There is now more than one defendant in the ongoing Roundup cancer story.
Multiple plaintiffs on March 20 filed lawsuits against the U.S. Environmental Protection Agency after it concluded a regulatory review and re-approved use of glyphosate. The active ingredient in the herbicide Roundup, glyphosate has been blamed for causing cancer in thousands of users, leading to thousands of lawsuits during the past two years against Monsanto and ultimately Bayer.
One suit was filed by the Natural Resource Defense Council and another on behalf of the following groups: the Center for Food Safety, Beyond Pesticides, the Rural Coalition, Organización en California de Lideres Campesinas and the Farmworker Association of Florida.

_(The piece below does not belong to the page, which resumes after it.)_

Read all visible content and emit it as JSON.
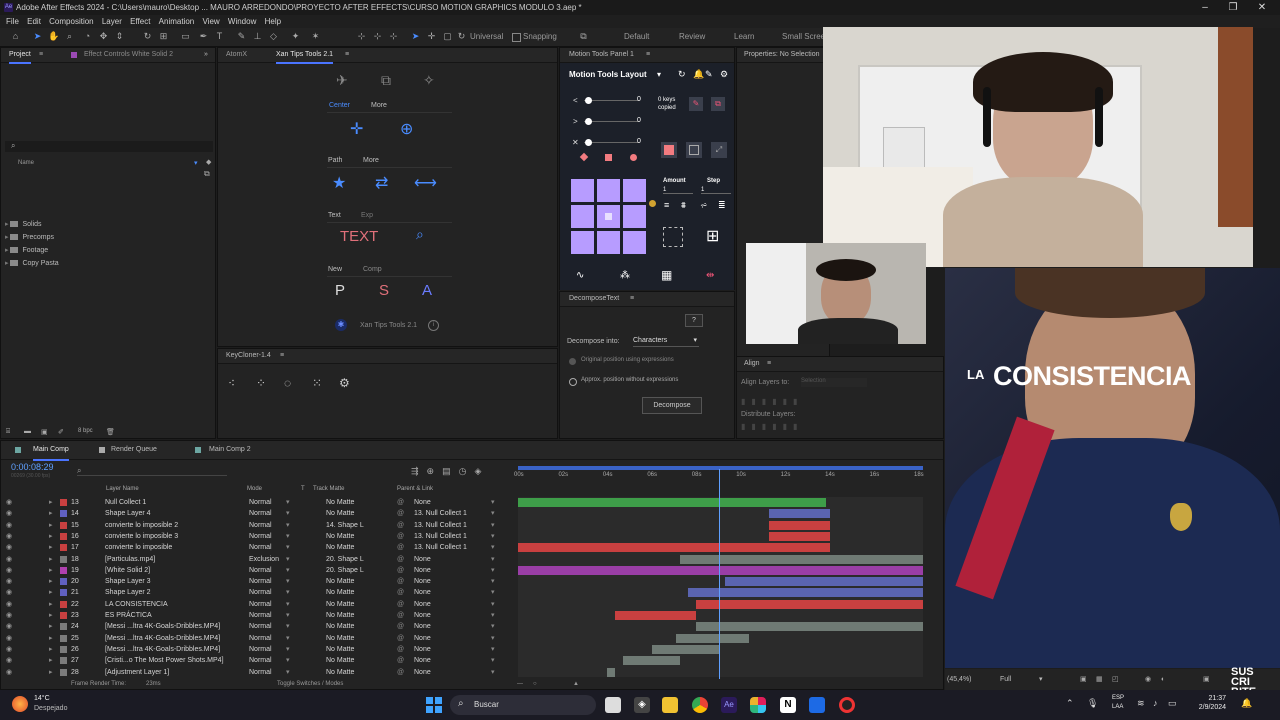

In a statement released Jan. 30 after concluding its regulatory review on glyphosate, the EPA said: "After a thorough review of the best available science, as required under the Federal Insecticide, Fungicide, and Rodenticide Act, EPA has concluded that there are no risks of concern to human health when glyphosate is used according to the label and that it is not a carcinogen. These findings on human health risk are consistent with the conclusions of science reviews by many other countries and other federal agencies, including the U.S. Department of Agriculture, the Canadian Pest Management Regulatory Agency, the Australian Pesticide and Veterinary Medicines Authority, the European Food Safety Authority, and the German Federal Institute for Occupational Safety and Health."
Nearly 50,000 cases have been filed against Bayer, which acquired Monsanto in 2018, claiming that glyphosate caused their non-Hodgkin's lymphoma.
Those who recently filed suit against the EPA and the thousands who are suing Bayer are basing their cases on information by the World Health Organization, a United Nations organization that in 2015 declared that glyphosate was a "probable carcinogen."
A handful of cases have been decided through 2019, while the litigation process on thousands of other outstanding cases was postponed in January as attorneys on both sides worked toward a settlement.
Bayer told Reuters in January that recent decisions, like that from the EPA, have slowed talks toward a settlement. The company, which is based in Germany, also told Fortune, however, that if talks toward a settlement progressed it would consider selling assets as a result.